Aveva ritrovato il senso della sua natura aliena. Era stata la pietra, si disse, ad allontanare Keller. In quel momento, nella stanza dell’albergo di Belem, aveva visto la colpa terribile che lui custodiva nel cuore da più di dieci anni. La donna morente di Rondonia: Meg, così si chiamava. La sua esitazione. Peggio ancora, la sensazione bruciante della propria vigliaccheria.
Lei capiva, naturalmente. Non era un peccato difficile da perdonare.
Ma Keller non poteva sopportare che lei avesse visto.
E poi c’era il resto. La bambina, il fuoco, l’odioso Carlos. Aveva perso molto, non solo Ray ma anche la sensazione di avere uno scopo, l’intimità con le pietre, la speranza di un futuro…

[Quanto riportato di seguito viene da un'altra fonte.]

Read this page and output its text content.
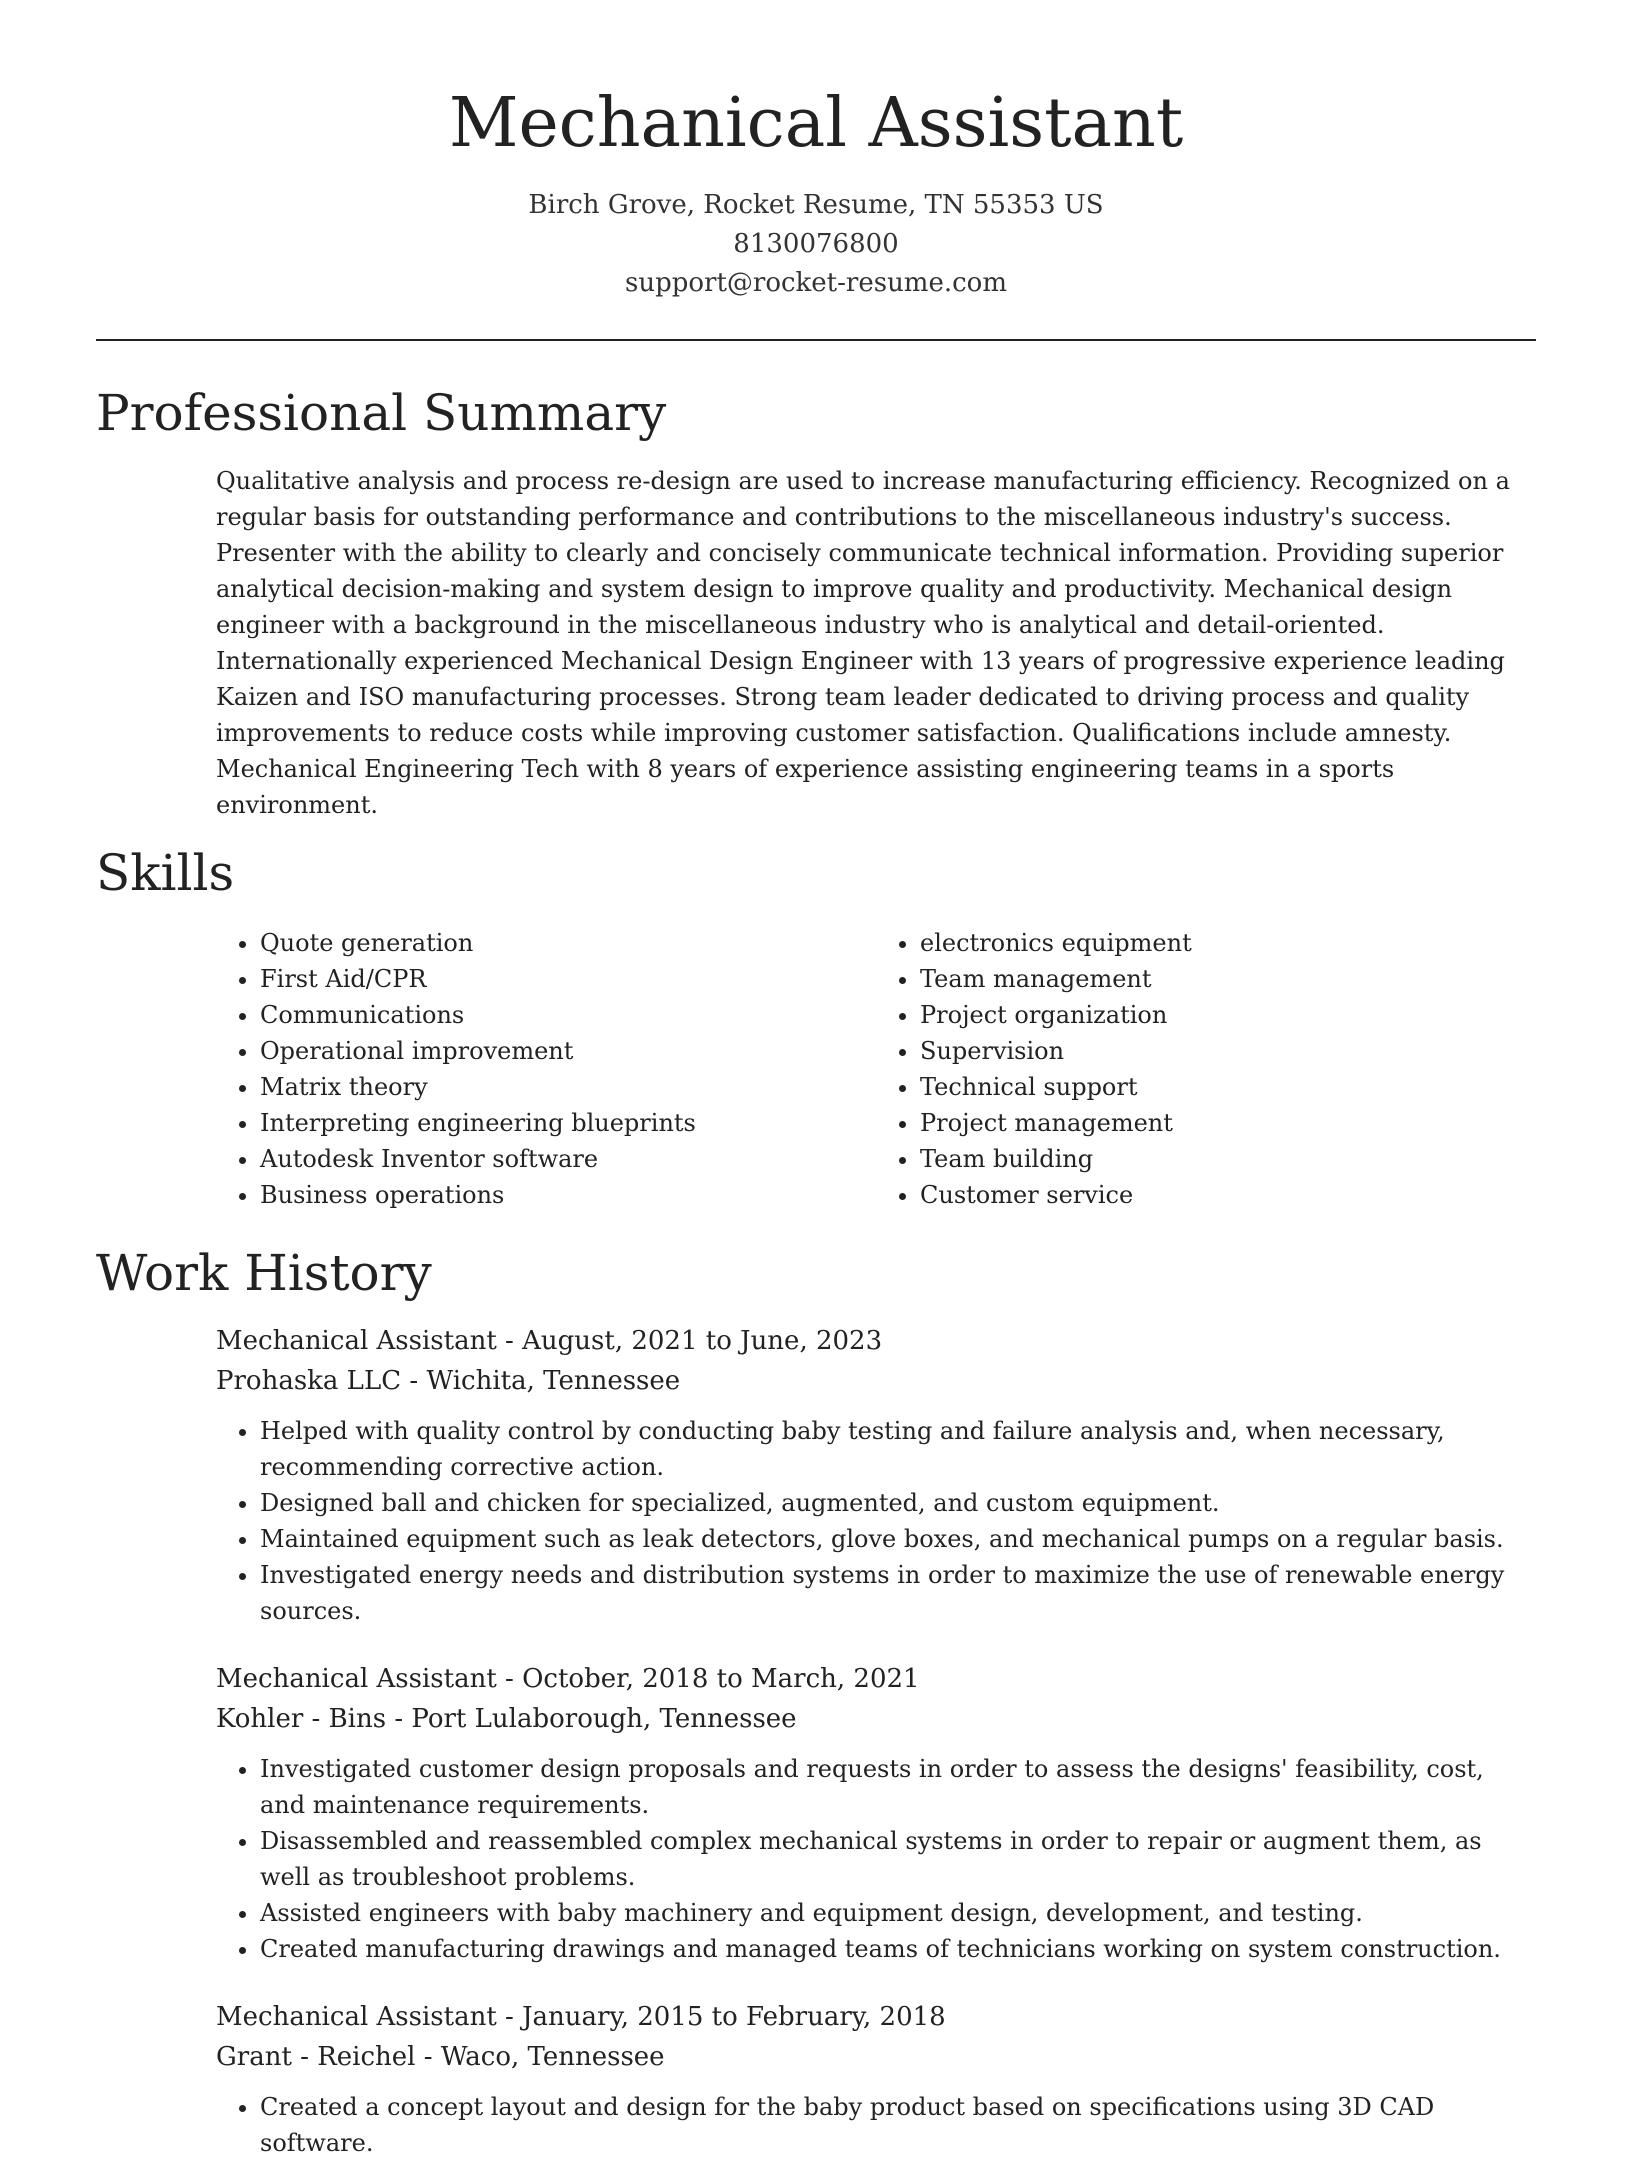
Mechanical Assistant
Birch Grove, Rocket Resume, TN 55353 US
8130076800
support@rocket-resume.com
Professional Summary

Qualitative analysis and process re-design are used to increase manufacturing efficiency. Recognized on a regular basis for outstanding performance and contributions to the miscellaneous industry's success. Presenter with the ability to clearly and concisely communicate technical information. Providing superior analytical decision-making and system design to improve quality and productivity. Mechanical design engineer with a background in the miscellaneous industry who is analytical and detail-oriented. Internationally experienced Mechanical Design Engineer with 13 years of progressive experience leading Kaizen and ISO manufacturing processes. Strong team leader dedicated to driving process and quality improvements to reduce costs while improving customer satisfaction. Qualifications include amnesty. Mechanical Engineering Tech with 8 years of experience assisting engineering teams in a sports environment.

Skills
• Quote generation
• First Aid/CPR
• Communications
• Operational improvement
• Matrix theory
• Interpreting engineering blueprints
• Autodesk Inventor software
• Business operations
• electronics equipment
• Team management
• Project organization
• Supervision
• Technical support
• Project management
• Team building
• Customer service
Work History
Mechanical Assistant - August, 2021 to June, 2023
Prohaska LLC - Wichita, Tennessee
• Helped with quality control by conducting baby testing and failure analysis and, when necessary, recommending corrective action.
• Designed ball and chicken for specialized, augmented, and custom equipment.
• Maintained equipment such as leak detectors, glove boxes, and mechanical pumps on a regular basis.
• Investigated energy needs and distribution systems in order to maximize the use of renewable energy sources.
Mechanical Assistant - October, 2018 to March, 2021
Kohler - Bins - Port Lulaborough, Tennessee
• Investigated customer design proposals and requests in order to assess the designs' feasibility, cost, and maintenance requirements.
• Disassembled and reassembled complex mechanical systems in order to repair or augment them, as well as troubleshoot problems.
• Assisted engineers with baby machinery and equipment design, development, and testing.
• Created manufacturing drawings and managed teams of technicians working on system construction.
Mechanical Assistant - January, 2015 to February, 2018
Grant - Reichel - Waco, Tennessee
• Created a concept layout and design for the baby product based on specifications using 3D CAD software.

Si sforzò di svuotare la mente. Avrebbe pensato a tutto più tardi. Uscì dalla balsa , chiuse la porta a doppia mandata e si unì alla gente che affollava le passerelle del canale. Camminò controsole, socchiudendo gli occhi, e si dispiacque di non poter vedere l’oceano.
Camminare era così piacevole che dimenticò di fare la spesa. Oltrepassò le bancarelle con le loro tende variopinte e le barche cariche di verdura, e si diresse istintivamente verso il mare.
La passerella curvava verso nord costeggiando il muro di cemento. Teresa salì su una serie di montanti a catena fino a raggiungere il bordo superiore della diga. Un fossato di acque tumultuose isolava le proprietà del ministero dei Lavori Pubblici e copriva una serie di gigantesche turbine. Verso sud si intravedevano schiere di fabbriche in disuso, magazzini abbandonati e cumuli di rifiuti che si stagliavano neri contro il centro sgombro di nuvole. A est, oltre il groviglio delle baracche, era visibile un lembo di terraferma, la sagoma inconfondibile di San Gabriel. A nord, un’altra distesa di baracche galleggianti e la diga che si assottigliava in direzione del continente. E a ovest c’era il mare.
I gabbiani volavano in cerchio sopra la sua testa e si tuffavano in picchiata sulla scia di una barca che ribolliva di rifiuti. L’aria sapeva di alghe e di salsedine. Peccato che non avesse portato un maglione per ripararsi dal vento.